For the relaunch of our series of blog posts by contemporary fiction writers, essayists, poets, and historians, we reached out to Maggie Nelson to learn what classic works of American writing might have influenced her critically acclaimed new memoir The Argonauts.
The Argonauts—a book whose form tests the boundaries of genre at the same time its content pushes against traditional gender definitions—has been called “vibrant, probing, and, most of all, outstanding” by NPR, and “a beautiful, passionate, and shatteringly intelligent meditation on what it means not to accept binaries” by the Chicago Tribune.
James Baldwin, The Fire Next Time. If you’re looking for an example of how to move between personal anecdote, trenchant political analysis, and urgent spiritual/ontological rumination, I doubt anyone bests Baldwin. His account of his meeting with Elijah Muhammad was, is, endlessly instructive to me, not only for its use of an encounter as a springboard for reflection, but also for Baldwin’s skill in saying exactly what he wants and needs to say without bending under the pressures of imagined readerships, some of whom might stand all too ready to misuse his critique. (I thought about this issue a lot when trying to figure out how to weight various critiques in The Argonauts.)
Ralph Waldo Emerson, The Essential Writings. People love to talk about unclassifiable creative nonfiction as a recent invention, but what on God’s green earth are Emerson’s essays? Genre-wise, and sentence by sentence, they are some of the strangest, most inspiring pieces of nonfiction that I know. (Nietzsche thought so too—how’s that for mind-blowing.)

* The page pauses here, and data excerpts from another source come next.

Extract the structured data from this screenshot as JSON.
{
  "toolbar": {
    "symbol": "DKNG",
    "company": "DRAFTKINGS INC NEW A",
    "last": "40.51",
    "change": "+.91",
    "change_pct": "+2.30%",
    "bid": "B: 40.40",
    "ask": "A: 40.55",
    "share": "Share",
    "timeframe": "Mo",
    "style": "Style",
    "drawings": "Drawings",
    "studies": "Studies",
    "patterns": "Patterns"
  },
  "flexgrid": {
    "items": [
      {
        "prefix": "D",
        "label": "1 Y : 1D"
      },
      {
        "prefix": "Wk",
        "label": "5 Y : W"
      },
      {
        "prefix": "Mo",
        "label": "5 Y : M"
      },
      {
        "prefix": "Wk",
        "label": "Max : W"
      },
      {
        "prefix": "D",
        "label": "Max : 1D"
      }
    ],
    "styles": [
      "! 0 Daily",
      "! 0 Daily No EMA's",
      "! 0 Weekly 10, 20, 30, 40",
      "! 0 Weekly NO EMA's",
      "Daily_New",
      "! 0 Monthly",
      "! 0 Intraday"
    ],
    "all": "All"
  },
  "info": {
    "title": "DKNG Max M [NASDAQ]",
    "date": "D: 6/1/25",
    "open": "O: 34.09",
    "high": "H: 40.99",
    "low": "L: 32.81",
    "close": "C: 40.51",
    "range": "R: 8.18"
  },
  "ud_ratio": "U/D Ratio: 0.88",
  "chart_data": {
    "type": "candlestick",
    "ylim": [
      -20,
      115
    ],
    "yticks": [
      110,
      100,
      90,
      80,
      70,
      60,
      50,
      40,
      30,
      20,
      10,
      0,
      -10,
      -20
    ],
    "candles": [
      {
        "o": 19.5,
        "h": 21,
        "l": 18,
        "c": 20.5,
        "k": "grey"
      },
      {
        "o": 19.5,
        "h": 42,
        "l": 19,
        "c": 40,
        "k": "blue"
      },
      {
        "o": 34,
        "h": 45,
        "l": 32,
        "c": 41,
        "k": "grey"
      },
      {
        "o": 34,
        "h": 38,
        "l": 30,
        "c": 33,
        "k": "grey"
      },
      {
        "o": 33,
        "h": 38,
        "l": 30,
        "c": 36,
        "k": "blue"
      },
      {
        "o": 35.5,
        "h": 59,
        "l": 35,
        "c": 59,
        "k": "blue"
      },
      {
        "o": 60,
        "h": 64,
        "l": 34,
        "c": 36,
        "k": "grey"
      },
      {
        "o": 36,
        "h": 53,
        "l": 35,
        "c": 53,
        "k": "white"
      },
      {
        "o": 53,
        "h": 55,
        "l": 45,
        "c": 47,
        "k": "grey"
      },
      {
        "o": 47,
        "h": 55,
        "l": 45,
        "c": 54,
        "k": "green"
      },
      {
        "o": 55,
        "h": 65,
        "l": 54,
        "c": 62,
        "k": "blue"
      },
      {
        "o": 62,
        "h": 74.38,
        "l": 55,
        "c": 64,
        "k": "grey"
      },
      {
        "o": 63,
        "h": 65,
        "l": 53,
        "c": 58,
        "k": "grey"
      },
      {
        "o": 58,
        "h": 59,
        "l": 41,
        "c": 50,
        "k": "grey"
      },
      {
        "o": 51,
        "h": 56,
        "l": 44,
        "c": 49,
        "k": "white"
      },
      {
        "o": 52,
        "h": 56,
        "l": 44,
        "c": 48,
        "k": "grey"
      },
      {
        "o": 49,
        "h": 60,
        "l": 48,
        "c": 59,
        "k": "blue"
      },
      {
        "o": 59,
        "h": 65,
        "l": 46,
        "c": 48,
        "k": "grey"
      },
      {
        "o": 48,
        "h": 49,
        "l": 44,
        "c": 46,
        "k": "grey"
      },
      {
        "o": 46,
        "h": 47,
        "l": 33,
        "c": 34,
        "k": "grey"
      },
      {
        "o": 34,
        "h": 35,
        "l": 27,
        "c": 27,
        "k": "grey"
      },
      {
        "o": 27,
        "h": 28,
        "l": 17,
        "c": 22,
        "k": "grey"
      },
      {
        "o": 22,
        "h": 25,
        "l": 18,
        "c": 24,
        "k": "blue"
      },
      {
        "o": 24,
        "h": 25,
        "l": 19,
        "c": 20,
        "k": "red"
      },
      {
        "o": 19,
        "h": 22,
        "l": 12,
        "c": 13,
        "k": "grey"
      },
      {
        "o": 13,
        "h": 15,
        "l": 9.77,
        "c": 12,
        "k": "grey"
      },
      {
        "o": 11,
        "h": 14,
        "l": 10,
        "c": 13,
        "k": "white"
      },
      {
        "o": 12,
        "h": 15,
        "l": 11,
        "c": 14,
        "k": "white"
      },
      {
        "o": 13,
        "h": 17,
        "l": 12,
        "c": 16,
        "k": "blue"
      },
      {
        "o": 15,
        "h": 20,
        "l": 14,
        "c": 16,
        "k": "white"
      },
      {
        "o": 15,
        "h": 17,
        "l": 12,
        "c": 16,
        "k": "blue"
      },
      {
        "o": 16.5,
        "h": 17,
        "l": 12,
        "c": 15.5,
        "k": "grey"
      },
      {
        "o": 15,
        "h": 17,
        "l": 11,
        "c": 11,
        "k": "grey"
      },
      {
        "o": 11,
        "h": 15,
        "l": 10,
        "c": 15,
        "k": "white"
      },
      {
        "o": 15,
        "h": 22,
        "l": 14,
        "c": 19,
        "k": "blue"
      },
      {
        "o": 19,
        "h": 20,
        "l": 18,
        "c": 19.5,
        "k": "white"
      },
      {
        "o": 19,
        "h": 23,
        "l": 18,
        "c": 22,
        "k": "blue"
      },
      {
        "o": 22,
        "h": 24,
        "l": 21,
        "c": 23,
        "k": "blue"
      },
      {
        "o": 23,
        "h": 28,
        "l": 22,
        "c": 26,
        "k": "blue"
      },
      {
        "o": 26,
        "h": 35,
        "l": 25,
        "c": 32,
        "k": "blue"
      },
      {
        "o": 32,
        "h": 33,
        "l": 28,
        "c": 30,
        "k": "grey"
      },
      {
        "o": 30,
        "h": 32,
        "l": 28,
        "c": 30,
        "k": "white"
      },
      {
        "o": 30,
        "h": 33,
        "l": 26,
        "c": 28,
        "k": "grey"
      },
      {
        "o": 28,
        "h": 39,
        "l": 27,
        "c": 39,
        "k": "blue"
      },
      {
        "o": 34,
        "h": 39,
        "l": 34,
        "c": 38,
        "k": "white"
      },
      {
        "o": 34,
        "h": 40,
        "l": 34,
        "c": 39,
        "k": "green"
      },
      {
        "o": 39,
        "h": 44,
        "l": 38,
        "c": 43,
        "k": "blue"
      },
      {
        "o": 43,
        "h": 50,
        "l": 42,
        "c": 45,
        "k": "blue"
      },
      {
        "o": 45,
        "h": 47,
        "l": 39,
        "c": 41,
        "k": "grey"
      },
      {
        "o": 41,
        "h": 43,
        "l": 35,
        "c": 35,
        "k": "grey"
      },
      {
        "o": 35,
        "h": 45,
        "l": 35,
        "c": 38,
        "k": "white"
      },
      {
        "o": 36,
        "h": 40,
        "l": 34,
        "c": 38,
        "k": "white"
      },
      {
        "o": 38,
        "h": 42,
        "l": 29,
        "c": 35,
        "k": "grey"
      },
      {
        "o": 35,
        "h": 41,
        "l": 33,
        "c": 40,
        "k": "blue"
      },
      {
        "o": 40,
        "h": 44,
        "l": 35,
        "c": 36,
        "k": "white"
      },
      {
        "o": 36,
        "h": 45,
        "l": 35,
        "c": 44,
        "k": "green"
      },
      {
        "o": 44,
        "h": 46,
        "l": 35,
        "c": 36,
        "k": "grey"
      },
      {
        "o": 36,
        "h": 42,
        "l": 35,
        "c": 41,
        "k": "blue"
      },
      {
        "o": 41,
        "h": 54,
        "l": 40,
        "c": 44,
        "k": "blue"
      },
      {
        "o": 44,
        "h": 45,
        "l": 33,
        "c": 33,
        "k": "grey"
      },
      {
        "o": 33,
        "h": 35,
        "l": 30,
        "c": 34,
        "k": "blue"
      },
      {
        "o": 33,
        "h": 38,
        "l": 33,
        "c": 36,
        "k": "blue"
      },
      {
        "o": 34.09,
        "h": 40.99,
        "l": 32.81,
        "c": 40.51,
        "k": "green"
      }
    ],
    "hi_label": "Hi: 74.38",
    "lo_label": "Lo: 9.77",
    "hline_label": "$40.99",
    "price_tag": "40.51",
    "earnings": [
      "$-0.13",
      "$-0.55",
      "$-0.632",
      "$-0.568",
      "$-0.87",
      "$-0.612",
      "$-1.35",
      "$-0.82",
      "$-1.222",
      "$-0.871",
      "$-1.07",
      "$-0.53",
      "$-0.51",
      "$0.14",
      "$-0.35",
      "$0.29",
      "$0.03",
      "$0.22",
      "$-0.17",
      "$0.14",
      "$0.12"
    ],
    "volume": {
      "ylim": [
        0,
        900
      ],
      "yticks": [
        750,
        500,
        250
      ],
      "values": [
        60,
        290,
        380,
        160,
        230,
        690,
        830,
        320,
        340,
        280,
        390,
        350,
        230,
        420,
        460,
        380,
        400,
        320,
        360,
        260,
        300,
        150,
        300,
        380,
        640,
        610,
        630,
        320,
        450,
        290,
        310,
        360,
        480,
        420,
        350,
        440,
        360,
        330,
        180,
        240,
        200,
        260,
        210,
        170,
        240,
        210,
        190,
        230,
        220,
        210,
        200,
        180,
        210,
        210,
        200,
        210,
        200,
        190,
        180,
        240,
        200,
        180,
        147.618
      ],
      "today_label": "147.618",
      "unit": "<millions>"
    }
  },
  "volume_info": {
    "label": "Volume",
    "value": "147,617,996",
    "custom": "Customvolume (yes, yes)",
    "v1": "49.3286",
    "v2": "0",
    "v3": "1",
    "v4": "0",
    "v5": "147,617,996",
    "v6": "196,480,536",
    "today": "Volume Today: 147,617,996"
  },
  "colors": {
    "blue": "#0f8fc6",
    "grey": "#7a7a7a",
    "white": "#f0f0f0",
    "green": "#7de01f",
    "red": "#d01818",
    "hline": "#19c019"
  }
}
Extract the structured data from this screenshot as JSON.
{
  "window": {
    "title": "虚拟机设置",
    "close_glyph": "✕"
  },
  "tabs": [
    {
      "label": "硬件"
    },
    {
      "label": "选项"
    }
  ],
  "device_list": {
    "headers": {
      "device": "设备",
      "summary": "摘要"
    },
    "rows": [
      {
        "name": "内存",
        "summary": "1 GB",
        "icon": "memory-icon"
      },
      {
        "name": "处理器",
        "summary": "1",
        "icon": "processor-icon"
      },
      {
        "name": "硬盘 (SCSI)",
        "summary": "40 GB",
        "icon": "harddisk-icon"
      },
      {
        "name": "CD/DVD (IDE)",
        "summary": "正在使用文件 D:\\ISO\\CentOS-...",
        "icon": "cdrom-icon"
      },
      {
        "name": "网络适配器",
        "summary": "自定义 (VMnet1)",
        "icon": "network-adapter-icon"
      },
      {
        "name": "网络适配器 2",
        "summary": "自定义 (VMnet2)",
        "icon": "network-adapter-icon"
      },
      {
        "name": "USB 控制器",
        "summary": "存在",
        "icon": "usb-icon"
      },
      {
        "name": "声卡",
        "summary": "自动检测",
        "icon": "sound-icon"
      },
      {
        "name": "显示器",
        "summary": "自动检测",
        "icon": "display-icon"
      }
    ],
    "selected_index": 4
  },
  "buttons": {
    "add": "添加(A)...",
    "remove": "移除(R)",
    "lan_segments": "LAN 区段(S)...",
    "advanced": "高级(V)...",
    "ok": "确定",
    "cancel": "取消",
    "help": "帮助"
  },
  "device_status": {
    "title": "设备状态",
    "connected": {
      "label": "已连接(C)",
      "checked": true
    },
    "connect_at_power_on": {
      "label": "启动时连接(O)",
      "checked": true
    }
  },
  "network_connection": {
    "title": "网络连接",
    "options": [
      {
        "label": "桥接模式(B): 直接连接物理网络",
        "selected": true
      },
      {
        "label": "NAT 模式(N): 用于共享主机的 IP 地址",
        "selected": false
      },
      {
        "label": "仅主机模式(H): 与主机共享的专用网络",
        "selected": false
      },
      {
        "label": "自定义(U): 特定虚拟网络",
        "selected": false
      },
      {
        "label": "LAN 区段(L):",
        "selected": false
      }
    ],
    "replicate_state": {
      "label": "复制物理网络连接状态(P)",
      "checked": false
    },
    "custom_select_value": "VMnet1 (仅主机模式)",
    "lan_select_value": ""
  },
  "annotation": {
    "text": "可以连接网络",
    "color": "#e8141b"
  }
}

This Bridge Called My Back: Writings by Radical Women of Color, edited by Cherrie Moraga and Gloria Anzaldua. First published in 1981, this collection feels fresh, relevant, and necessary every time I pick it up. Whenever people complain to me about the so-called “ivory towerness” of theory, I advise them to revisit the “theory in the flesh” articulated in these pages, which proves how some—perhaps most—people who come to analyze the intersections of race, gender, class, and sexuality do so out of a need to make livable lives, and sometimes to survive.
David Wojnarowicz, Close to the Knives: A Memoir of Disintegration. I read this book when it came out in 1991. I was eighteen, and had just come of age in San Francisco, a city ravaged by AIDS, but I hardly knew what the hell had happened, what was happening. This book helped me to understand everything—about AIDS, about the brutality of normalcy, about how rage might be mobilized to sublime effect in writing, about queerness, about mortality, about friendship, about how hallucinogenic, poetic accounts of roadside encounters might be paired with utterly fierce condemnations of this country’s politics, and so much more.
Susan Sontag, Against Interpretation. Whenever I go back to my heavily annotated copy of Against Interpretation, I am appalled at how much of my thinking, and even my sentences, seem to me cribbed from Sontag. I guess I read Against Interpretation—an American classic of criticism if there ever was one—at a particularly molten moment in my development, when I was trying to figure out how to combine art and literary criticism, philosophy, and a certain speed or heat in my writing style. Sontag was so clearly already driving that car. I got in, and the rest is history.
Wayne Koestenbaum, My 1980s and Other Essays. Koestenbaum was my teacher once, and I remember very clearly his telling me: You have to get yourself to say upfront the unspeakable, indefensible thing; after that, you can spend the rest of the piece backpedaling or devoting yourself to nuance. But at least you’ve said it. I am endlessly in thrall to his mastery of this skill: his unsurpassable talent for assertion—hilarious, provocative, or perverse assertion—coupled with an appetite for / apprehension of nuance. I am edified by the range, verve, experiment, and energy of this collection, which makes me think there is a version of “American letters” that I could get behind.
Maggie Nelson’s previous books include several volumes of poetry in addition to The Art of Cruelty: A Reckoning (2011), a work of cultural criticism named one of the best books of the year by the New York Times. Nelson lives in Los Angeles and currently teaches in the School of Critical Studies at CalArts.